Indian Hedgehog Requires Additional Effectors besides Runx2 to Induce Osteoblast Differentiation

Xiaolin Tu a,1,2, Kyu Sang Joeng a,b,1,3, Fanxin Long a,b,c
PMCID: PMC3254823  NIHMSID: NIHMS342445  PMID: 22155527

Abstract

Indian hedgehog (Ihh) is indispensable for osteoblast differentiation during embryonic development of the endochondral skeleton. In the absence of Ihh, cells of the osteoblast lineage fail to activate the expression of Runx2, a transcription factor integral to osteoblast differentiation. However, it is hitherto unclear whether the lack of Runx2 expression is solely responsible for the failure of osteoblast formation in Ihh-null embryos. Here, by creating a mouse allele that expresses Runx2 in a Cre-dependent manner, we show that force-expression of Runx2 in the skeletogenic cells restores bone formation in the Runx2-null, but not in the Ihh-null embryo. Thus, the mechanism through which Ihh induces osteoblast differentiation requires other effectors in addition to Runx2.

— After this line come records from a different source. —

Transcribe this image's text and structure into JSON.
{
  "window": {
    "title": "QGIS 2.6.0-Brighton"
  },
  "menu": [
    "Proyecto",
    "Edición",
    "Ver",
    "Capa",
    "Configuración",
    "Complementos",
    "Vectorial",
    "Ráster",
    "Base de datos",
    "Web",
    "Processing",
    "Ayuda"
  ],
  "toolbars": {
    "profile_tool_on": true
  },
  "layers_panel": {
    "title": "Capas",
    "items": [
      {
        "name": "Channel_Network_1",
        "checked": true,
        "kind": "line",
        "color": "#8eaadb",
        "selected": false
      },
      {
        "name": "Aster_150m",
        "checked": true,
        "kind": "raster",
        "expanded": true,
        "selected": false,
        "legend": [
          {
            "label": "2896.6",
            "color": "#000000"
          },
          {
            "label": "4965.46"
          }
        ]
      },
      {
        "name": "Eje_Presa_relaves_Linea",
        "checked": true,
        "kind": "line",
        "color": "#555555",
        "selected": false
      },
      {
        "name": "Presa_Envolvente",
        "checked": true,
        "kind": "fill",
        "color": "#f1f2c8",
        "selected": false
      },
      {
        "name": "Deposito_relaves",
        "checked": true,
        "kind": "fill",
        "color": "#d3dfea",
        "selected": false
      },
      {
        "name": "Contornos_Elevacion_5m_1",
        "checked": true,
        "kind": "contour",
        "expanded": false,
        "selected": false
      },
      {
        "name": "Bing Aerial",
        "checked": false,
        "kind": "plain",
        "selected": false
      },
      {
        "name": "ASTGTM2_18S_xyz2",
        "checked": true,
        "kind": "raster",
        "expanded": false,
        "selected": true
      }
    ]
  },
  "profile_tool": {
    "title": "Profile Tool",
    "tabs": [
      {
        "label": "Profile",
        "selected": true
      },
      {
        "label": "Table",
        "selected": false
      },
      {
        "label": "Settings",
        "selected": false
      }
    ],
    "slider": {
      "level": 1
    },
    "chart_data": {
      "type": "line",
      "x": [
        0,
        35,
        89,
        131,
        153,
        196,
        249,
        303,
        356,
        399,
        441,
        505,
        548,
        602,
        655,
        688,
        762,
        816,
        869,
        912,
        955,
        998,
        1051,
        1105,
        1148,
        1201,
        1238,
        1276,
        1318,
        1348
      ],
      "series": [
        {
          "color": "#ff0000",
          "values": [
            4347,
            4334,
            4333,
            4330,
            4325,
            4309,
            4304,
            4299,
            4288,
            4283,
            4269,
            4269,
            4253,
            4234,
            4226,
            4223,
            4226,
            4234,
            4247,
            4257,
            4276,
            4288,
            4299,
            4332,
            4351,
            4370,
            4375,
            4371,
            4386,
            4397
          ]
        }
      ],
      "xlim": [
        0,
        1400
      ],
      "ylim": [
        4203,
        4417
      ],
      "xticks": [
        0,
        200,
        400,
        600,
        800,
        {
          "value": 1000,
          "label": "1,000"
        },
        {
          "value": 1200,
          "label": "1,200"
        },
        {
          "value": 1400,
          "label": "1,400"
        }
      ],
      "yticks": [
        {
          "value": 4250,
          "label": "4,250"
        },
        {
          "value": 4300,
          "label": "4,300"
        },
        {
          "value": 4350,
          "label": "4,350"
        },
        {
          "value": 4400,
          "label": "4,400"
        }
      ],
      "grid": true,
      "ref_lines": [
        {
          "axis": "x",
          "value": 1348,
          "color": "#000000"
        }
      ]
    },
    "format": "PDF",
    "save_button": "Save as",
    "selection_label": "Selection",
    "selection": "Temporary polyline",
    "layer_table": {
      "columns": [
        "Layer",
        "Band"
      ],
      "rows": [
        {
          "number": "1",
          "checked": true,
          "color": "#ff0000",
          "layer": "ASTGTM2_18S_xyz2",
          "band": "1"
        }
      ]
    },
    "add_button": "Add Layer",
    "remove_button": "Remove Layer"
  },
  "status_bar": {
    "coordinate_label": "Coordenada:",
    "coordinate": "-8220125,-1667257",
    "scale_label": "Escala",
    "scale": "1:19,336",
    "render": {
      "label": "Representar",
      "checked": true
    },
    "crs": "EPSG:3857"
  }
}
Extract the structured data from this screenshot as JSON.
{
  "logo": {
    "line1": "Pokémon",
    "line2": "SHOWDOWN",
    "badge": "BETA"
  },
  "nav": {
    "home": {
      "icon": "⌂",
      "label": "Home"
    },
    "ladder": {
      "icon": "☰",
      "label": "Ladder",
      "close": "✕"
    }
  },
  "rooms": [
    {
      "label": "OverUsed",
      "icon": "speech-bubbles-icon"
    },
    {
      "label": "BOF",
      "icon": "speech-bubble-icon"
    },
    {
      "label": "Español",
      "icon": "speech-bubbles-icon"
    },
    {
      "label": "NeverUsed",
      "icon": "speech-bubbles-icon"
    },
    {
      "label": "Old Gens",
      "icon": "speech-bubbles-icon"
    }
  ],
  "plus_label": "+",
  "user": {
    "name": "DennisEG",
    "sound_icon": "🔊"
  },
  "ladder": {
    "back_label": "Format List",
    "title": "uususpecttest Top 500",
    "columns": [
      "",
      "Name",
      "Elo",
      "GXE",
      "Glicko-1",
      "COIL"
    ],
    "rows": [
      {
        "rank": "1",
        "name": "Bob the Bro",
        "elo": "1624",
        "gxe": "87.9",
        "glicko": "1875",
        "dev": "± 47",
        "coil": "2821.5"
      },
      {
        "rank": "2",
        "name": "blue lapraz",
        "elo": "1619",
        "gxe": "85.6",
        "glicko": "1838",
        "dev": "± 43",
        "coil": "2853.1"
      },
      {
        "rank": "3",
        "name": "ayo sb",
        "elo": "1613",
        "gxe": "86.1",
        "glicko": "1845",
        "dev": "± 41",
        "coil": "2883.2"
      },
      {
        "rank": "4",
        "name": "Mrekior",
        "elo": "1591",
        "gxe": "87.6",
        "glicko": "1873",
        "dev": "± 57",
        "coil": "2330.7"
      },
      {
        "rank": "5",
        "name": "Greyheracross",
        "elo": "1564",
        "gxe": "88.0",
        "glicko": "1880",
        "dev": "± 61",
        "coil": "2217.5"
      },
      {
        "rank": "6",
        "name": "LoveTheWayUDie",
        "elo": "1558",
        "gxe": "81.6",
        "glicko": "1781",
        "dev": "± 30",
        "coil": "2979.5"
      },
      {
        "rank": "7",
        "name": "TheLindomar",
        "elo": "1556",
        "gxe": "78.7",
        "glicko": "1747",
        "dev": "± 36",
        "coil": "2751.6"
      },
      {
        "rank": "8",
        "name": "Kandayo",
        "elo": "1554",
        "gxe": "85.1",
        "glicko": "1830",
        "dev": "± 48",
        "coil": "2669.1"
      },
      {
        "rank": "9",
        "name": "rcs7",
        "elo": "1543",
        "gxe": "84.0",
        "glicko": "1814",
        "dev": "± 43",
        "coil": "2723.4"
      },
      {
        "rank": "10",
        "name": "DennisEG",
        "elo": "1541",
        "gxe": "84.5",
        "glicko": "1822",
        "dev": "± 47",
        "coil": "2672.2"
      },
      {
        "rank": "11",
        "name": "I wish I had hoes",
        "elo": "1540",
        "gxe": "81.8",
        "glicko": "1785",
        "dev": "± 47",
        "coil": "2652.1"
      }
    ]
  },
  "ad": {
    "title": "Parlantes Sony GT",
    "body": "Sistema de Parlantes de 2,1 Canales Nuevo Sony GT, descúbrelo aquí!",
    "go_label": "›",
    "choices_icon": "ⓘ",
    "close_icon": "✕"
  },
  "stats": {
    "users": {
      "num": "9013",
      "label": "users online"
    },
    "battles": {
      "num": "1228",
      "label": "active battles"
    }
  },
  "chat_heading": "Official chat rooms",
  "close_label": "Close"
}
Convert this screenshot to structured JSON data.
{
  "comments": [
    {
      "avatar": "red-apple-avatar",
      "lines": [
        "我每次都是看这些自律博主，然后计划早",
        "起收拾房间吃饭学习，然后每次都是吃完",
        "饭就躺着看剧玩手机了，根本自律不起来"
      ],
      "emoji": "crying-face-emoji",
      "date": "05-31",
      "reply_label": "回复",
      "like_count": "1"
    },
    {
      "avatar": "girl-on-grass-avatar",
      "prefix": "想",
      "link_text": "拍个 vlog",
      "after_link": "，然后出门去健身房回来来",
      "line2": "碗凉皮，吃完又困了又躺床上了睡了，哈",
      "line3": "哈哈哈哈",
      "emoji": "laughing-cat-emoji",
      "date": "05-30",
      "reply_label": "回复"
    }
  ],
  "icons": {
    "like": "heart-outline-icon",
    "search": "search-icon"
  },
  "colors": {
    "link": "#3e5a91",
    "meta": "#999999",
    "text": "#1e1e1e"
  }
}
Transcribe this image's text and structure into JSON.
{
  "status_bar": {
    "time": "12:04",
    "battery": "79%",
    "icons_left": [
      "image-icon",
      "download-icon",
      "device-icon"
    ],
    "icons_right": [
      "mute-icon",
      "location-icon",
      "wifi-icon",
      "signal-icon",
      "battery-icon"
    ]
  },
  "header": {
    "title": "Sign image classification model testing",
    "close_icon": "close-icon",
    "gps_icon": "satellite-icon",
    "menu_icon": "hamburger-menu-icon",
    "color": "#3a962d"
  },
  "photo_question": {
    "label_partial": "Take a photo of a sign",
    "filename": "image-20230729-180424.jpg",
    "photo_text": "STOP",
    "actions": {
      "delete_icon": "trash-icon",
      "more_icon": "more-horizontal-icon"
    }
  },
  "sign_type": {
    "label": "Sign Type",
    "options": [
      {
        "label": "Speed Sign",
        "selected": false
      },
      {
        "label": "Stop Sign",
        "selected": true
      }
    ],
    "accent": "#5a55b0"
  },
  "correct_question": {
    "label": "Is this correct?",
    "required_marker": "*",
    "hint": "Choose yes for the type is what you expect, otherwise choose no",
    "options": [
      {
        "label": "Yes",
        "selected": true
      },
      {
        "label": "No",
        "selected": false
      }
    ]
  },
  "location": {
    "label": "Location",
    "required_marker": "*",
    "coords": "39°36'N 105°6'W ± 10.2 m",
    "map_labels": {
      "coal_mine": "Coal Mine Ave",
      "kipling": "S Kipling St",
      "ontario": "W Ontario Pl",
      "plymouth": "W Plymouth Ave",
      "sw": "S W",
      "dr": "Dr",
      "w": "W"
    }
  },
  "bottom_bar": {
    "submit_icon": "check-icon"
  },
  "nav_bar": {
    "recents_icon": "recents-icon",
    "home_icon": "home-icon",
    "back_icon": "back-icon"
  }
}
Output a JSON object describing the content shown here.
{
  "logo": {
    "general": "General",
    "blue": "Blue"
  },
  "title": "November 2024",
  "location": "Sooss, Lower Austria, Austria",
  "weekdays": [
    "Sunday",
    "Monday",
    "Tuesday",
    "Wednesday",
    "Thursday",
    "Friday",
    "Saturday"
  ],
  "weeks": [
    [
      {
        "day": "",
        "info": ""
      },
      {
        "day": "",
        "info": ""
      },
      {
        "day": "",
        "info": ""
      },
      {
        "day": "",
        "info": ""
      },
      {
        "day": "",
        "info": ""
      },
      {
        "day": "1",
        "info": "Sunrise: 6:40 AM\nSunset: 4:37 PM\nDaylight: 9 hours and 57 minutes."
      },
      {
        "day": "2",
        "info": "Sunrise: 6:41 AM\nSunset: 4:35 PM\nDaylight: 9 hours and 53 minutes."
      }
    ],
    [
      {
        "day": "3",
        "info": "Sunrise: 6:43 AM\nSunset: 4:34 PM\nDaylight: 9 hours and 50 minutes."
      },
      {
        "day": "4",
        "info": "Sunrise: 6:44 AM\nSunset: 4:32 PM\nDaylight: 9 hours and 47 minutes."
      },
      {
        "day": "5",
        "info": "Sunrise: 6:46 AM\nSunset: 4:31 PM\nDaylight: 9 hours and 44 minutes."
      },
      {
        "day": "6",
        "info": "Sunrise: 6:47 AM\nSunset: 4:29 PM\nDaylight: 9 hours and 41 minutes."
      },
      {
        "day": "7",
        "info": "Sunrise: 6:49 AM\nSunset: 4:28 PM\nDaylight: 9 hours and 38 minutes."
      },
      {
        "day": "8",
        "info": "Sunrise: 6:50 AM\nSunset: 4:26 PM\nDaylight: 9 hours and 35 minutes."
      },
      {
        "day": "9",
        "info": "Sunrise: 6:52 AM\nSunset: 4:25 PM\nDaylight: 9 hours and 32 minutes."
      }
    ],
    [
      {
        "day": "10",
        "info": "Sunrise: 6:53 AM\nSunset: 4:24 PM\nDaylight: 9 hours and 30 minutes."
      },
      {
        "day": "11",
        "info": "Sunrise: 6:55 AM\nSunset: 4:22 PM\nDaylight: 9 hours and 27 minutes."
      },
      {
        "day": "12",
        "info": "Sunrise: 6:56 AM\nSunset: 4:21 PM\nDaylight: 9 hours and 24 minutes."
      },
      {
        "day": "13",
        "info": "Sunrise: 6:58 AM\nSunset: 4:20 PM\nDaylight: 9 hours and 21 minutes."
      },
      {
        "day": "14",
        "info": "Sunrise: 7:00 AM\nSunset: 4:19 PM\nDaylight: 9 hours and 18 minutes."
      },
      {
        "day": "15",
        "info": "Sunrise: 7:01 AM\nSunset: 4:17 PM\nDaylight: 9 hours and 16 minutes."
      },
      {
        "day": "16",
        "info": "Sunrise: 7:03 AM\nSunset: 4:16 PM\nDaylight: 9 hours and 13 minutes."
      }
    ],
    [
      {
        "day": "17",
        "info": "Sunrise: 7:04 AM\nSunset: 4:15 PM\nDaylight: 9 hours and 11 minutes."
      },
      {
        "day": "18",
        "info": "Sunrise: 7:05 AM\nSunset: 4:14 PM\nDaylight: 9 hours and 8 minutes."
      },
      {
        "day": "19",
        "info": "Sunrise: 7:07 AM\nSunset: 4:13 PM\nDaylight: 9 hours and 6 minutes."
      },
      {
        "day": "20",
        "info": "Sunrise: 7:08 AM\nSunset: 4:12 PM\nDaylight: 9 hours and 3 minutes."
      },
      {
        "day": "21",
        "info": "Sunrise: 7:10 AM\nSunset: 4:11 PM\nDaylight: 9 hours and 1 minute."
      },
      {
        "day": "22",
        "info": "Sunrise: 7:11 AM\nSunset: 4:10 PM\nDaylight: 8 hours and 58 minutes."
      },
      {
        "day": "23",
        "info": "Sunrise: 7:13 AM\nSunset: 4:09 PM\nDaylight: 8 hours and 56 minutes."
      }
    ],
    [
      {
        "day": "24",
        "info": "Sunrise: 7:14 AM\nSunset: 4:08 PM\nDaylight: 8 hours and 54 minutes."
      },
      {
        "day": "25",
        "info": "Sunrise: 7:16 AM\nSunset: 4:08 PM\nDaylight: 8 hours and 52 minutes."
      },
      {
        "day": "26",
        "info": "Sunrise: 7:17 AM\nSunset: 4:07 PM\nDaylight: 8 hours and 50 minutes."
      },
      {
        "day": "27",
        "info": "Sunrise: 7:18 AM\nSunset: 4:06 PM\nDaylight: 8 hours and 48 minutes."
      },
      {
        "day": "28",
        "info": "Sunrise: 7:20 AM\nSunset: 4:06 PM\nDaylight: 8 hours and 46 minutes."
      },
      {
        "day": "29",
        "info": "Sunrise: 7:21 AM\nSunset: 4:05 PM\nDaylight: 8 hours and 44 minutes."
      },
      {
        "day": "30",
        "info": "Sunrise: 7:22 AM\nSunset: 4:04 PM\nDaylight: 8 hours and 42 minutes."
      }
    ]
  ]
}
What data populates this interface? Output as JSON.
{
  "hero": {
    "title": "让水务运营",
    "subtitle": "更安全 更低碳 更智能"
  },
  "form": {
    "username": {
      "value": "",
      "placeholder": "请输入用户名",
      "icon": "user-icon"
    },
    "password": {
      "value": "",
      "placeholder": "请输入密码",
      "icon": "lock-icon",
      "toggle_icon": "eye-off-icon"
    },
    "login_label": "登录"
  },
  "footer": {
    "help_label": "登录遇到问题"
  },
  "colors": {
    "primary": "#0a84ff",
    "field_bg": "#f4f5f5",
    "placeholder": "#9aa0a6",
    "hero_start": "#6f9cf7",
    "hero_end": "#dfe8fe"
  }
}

Keywords: Indian hedgehog, Ihh, Runx2, osteoblast, bone

Introduction

Most elements of the mammalian skeleton originate from a cartilage intermediate through endochondrial ossification (Kronenberg, 2003). In this process, the skeletogenic mesenchymal cells condense to form a cartilage anlage composed of chondrocytes and several layers of surrounding fibroblastic cells that constitute the perichondrium. Following the initial phase of proliferation, chondrocytes located at the center of the anlage exit the cell cycle and undergo hypertrophy (increase in cell size). It is at this time that the bone-forming osteoblasts differentiate from the perichondrium adjacent to the hypertrophic chondrocytes. Thus, osteoblast differentiation during endochondral ossification is tightly coupled with chondrocyte development.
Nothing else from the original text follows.